Reviewer: Clyde Adams III
Grade: 96% (A)
Castle in the Sky is an epic fantasy adventure, full of action and thrills, images of great beauty, grandeur, and sadness, and a moving musical score by Jo Hisaishi. As in many of Miyazaki's films, the viewer follows the characters from ground level, to the depths of mines and dungeons, to high in the sky.
The orphan girl, Sheeta, is the target of pirates and military schemers because of her heritage, a heritage of which she herself is barely aware. She is seen, correctly, as the key to the enormous wealth and power of the semi-legendary floating city of Laputa.
One of the most beautiful scenes is in the mines, where Sheeta and her friend and champion, the orphan boy Pazu, are shown the glowing veins of levitation stone in the cavern walls.
It is hard not to see Sheeta's hidden power as a symbol of the untapped power of the subconscious mind. In one of the movie's most powerful scenes, Sheeta, imprisoned in a military fortress, musingly recites a charm from her childhood, in the Laputian language. To her and everyone's astonishment, a broken Laputian robot deep in the fortress' dungeon revives itself. The robot lays waste to the fortress trying to reach Sheeta and protect her.
Laputa itself, the once magnificent city in the sky, is a poignant, depopulated ruin. Overgrown with vegetation, its maintenance robots breaking down one by one, its most notable feature is a huge monument to the dead. A splendid civilization, tragically and irretrievably lost.
Reviewer: Kenryoku Maxis
Grade: Overall: 9
From: Anime Okashi
Miyazaki is by far one of my favorite creators of anime ever. His first
movie, Nausicaa: Valley of the Wind won him fame and established him and his company. His
second movie, Laputa: Castle in the Sky took a step further than Nausicaa by centering the
story around two children running from pirates, the government and the rest of the world.

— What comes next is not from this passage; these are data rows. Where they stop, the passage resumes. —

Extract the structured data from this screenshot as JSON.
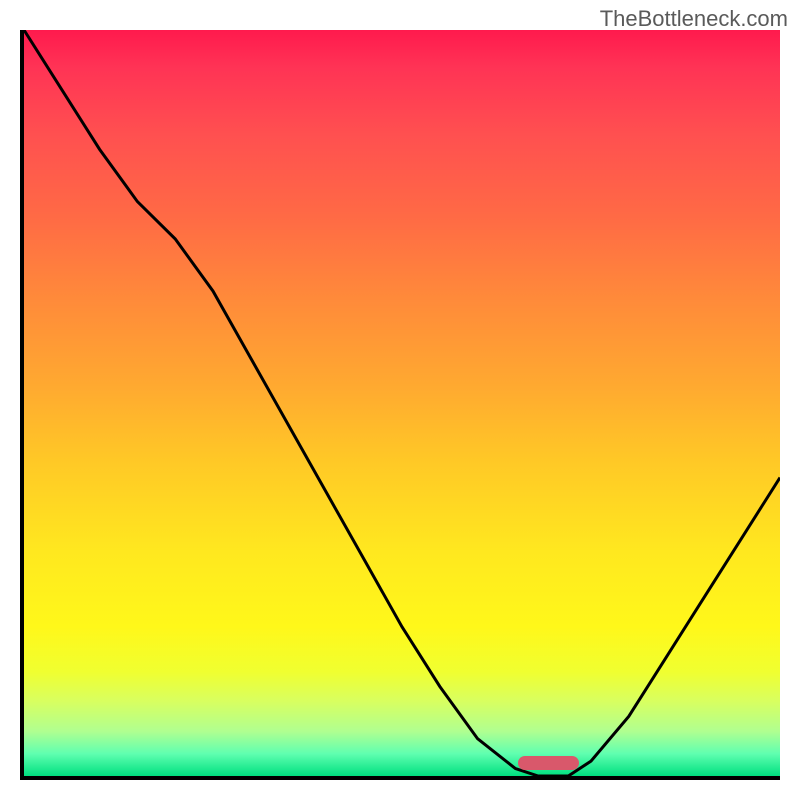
{
  "watermark": "TheBottleneck.com",
  "chart_data": {
    "type": "line",
    "title": "",
    "xlabel": "",
    "ylabel": "",
    "x": [
      0.0,
      0.05,
      0.1,
      0.15,
      0.2,
      0.25,
      0.3,
      0.35,
      0.4,
      0.45,
      0.5,
      0.55,
      0.6,
      0.65,
      0.68,
      0.72,
      0.75,
      0.8,
      0.85,
      0.9,
      0.95,
      1.0
    ],
    "values": [
      1.0,
      0.92,
      0.84,
      0.77,
      0.72,
      0.65,
      0.56,
      0.47,
      0.38,
      0.29,
      0.2,
      0.12,
      0.05,
      0.01,
      0.0,
      0.0,
      0.02,
      0.08,
      0.16,
      0.24,
      0.32,
      0.4
    ],
    "ylim": [
      0,
      1
    ],
    "xlim": [
      0,
      1
    ],
    "optimal_range": [
      0.65,
      0.73
    ],
    "gradient_colors": {
      "top": "#ff1a4d",
      "mid": "#ffe81f",
      "bottom": "#00e080"
    },
    "marker_color": "#d9586b"
  }
}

Using by far the best graphics at that time and his standard of great characters,
wonderful comedy and in-depth plot, Laputa was a powerful and fun sequel to Nausicaa.

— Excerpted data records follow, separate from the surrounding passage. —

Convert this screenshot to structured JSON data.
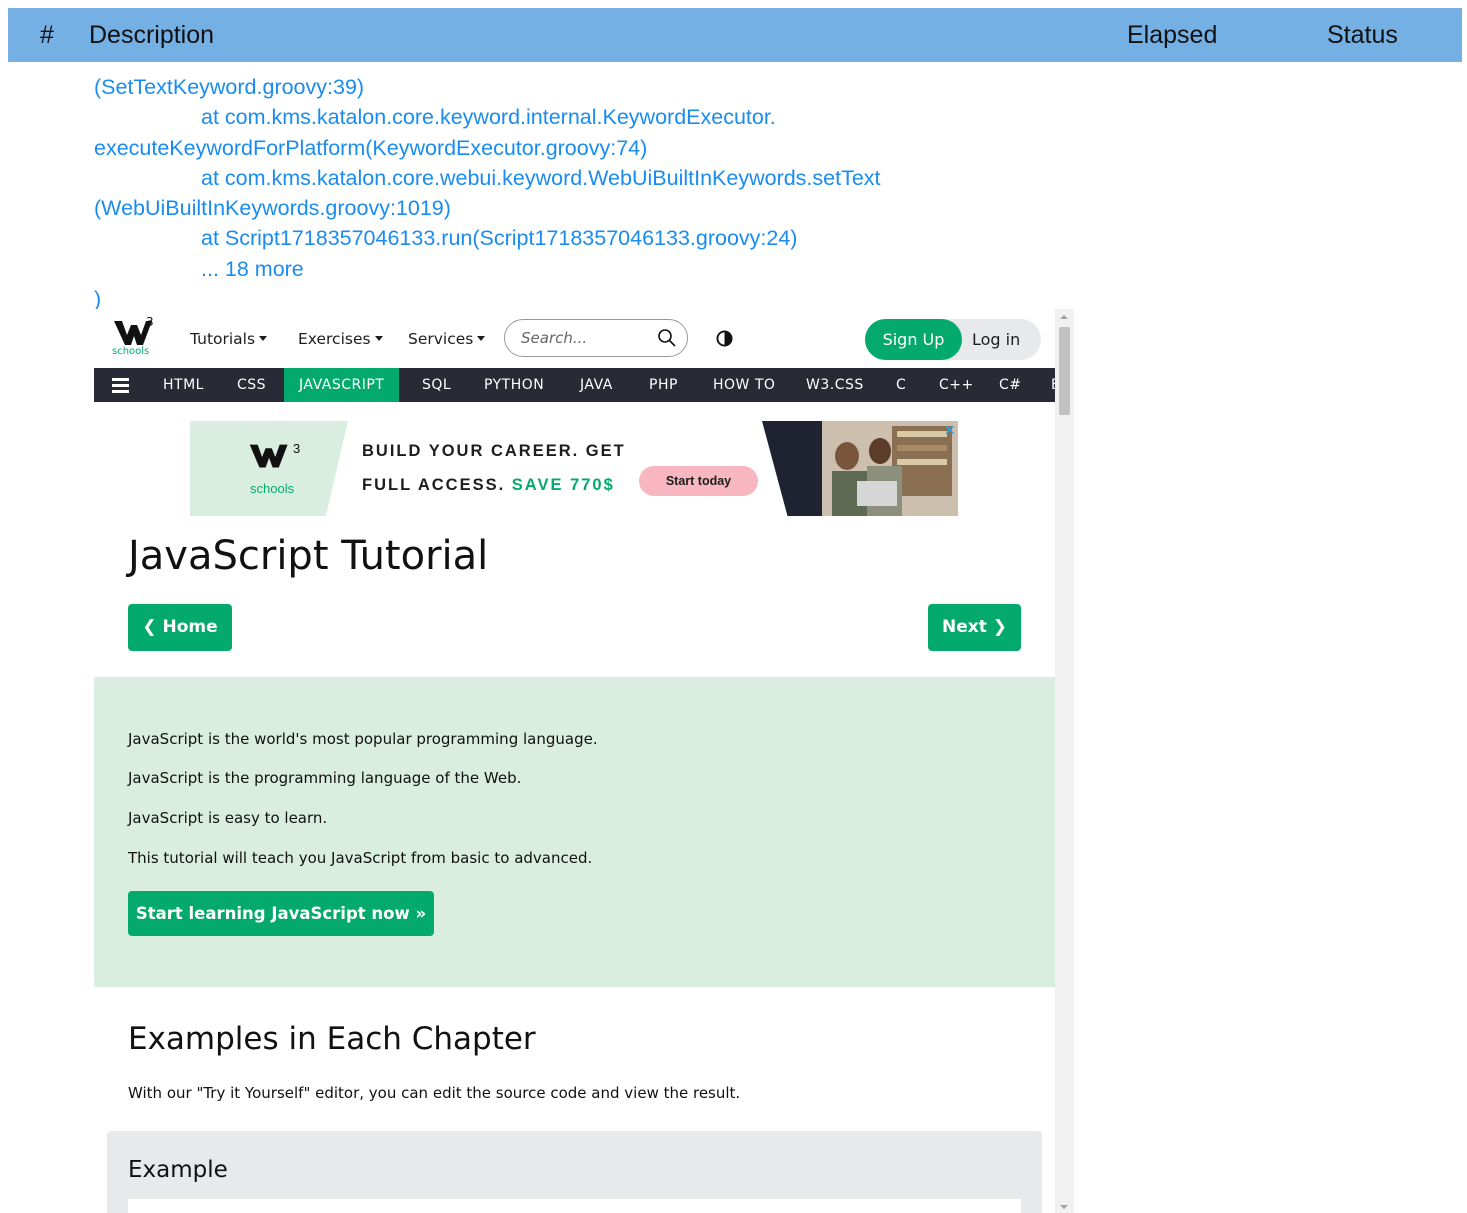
{
  "report": {
    "col_num": "#",
    "col_desc": "Description",
    "col_elapsed": "Elapsed",
    "col_status": "Status"
  },
  "log": [
    "(SetTextKeyword.groovy:39)",
    "at com.kms.katalon.core.keyword.internal.KeywordExecutor.",
    "executeKeywordForPlatform(KeywordExecutor.groovy:74)",
    "at com.kms.katalon.core.webui.keyword.WebUiBuiltInKeywords.setText",
    "(WebUiBuiltInKeywords.groovy:1019)",
    "at Script1718357046133.run(Script1718357046133.groovy:24)",
    "... 18 more",
    ")"
  ],
  "site": {
    "logo_sub": "schools",
    "logo_sup": "3",
    "menu": [
      "Tutorials",
      "Exercises",
      "Services"
    ],
    "search_placeholder": "Search...",
    "signup": "Sign Up",
    "login": "Log in",
    "subnav": [
      "HTML",
      "CSS",
      "JAVASCRIPT",
      "SQL",
      "PYTHON",
      "JAVA",
      "PHP",
      "HOW TO",
      "W3.CSS",
      "C",
      "C++",
      "C#",
      "B"
    ],
    "ad": {
      "line1": "BUILD YOUR CAREER. GET",
      "line2a": "FULL ACCESS.",
      "line2b": "SAVE 770$",
      "button": "Start today",
      "schools": "schools",
      "close": "✕"
    },
    "title": "JavaScript Tutorial",
    "home_btn": "❮ Home",
    "next_btn": "Next ❯",
    "intro": [
      "JavaScript is the world's most popular programming language.",
      "JavaScript is the programming language of the Web.",
      "JavaScript is easy to learn.",
      "This tutorial will teach you JavaScript from basic to advanced."
    ],
    "start_btn": "Start learning JavaScript now »",
    "section_title": "Examples in Each Chapter",
    "section_text": "With our \"Try it Yourself\" editor, you can edit the source code and view the result.",
    "example_label": "Example"
  },
  "colors": {
    "report_header": "#74b0e4",
    "log_text": "#1a8cf0",
    "w3_green": "#04aa6d",
    "w3_dark": "#282a35",
    "intro_bg": "#d9eee1"
  }
}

The music is one of those soundtracks that works quite well with the movie, but not much to listen to alone. Part of this is because the voices are used so well that the music is not noticed and therefore not emphasized. But the voices are just outstanding. Virtually all of the voice actors are not that famous but are quite good. The pirates couldn't have been better and Pazu has one of my favorite voices ever. As for sheeta and the main villain, there voices are quite dramatic and in the case of sheeta, one that I wish could be in more shows and movies. I think this movie is spectacular and!well worth the almost 2 hours of running time. Between the comedy, drama and great characters, the movie is great all the way through.
Grade: Overall: Buy
One of the best anime classics of all time, by Studio Ghibli. An epic story of two children trying to prevent an ancient flying castle from falling into the wrong hands. I'm lucky to have the fansub - unfortunately Disney has bought the rights to all Studio Ghibli films, so expect major censorship and loose translations. (Japanese-only imports are still available from places like Tokyopop.